El edificio está ocupado por la compañía ferroviaria insular SFM, que ha instalado allí sus oficinas y la sala de control. Además, el espacio de la planta baja se ha abierto a un uso más cercano al peatón con un bar y accesos visibles desde la plaza. Eso lo convierte en un edificio vivo, no solo en una fachada recuperada.

¿Merece la pena pasar por la Plaça d'Espanya de Palma para ver el edificio restaurado?

Sí, porque la rehabilitación ha devuelto al lugar una imagen más cuidada y una presencia arquitectónica que se nota en la plaza. No hace falta entrar para apreciar el cambio: desde fuera ya se ven las ventanas nuevas, la fachada renovada y el ambiente más vivo. Es un buen alto breve si se pasa por el centro de Palma.

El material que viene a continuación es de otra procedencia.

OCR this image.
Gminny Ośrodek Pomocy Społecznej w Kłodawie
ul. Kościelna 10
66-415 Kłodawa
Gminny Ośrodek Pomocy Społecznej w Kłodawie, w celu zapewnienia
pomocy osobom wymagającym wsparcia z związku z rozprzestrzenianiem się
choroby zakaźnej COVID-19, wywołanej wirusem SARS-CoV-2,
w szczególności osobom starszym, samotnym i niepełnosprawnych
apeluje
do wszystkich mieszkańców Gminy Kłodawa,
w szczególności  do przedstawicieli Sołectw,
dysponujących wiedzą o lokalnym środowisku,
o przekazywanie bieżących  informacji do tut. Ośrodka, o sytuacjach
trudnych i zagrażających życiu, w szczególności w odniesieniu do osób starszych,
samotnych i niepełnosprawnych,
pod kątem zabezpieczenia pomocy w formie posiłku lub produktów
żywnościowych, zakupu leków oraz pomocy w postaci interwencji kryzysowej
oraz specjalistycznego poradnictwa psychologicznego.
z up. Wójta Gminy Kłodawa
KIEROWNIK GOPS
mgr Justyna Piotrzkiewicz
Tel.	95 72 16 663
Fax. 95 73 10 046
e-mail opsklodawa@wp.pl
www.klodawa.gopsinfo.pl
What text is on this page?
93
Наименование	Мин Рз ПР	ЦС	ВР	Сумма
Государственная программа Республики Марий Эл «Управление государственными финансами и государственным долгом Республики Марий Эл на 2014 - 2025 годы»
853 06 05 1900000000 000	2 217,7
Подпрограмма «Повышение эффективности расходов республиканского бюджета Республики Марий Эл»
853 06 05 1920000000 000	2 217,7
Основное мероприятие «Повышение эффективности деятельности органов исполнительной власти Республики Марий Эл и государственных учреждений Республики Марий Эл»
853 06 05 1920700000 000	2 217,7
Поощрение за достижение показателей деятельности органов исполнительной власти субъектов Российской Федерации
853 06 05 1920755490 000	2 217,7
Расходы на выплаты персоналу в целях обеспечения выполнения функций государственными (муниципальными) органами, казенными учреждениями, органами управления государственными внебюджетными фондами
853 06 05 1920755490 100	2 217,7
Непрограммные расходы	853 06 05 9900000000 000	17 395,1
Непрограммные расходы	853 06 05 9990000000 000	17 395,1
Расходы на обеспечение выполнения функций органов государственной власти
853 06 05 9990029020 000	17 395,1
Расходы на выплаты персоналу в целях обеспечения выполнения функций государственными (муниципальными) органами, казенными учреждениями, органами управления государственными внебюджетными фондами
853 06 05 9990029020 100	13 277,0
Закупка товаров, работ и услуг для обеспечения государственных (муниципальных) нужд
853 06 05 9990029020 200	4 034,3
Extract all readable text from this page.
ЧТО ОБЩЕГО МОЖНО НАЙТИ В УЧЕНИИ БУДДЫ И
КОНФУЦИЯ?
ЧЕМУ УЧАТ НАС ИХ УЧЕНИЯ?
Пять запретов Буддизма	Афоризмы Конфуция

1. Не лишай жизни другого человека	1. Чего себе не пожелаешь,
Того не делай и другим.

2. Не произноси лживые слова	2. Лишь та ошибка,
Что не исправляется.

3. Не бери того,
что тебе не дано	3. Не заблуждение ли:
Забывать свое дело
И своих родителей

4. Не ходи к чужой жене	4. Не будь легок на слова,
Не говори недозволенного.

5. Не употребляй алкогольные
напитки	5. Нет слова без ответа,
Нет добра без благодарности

¿Por qué es importante conservar edificios como el antiguo Hostal Términus en Mallorca?

Porque ayudan a mantener la memoria urbana y evitan que lugares emblemáticos acaben deteriorados o sustituidos por construcciones sin carácter. En Mallorca, conservar este tipo de edificios también significa respetar la firma de arquitectos y etapas históricas que forman parte de la ciudad. Además, cuando recuperan un uso actual, siguen teniendo sentido para vecinos y visitantes.

¿Qué actividades o usos educativos podría tener el búnker restaurado de Palma?

Si se organiza con horarios claros y acceso razonable, el búnker puede servir para visitas guiadas, actividades escolares y explicaciones sobre la historia local. También puede ayudar a entender mejor la Guerra Civil en Mallorca sin interferir con el funcionamiento del edificio. La clave está en compatibilizar divulgación, seguridad y mantenimiento.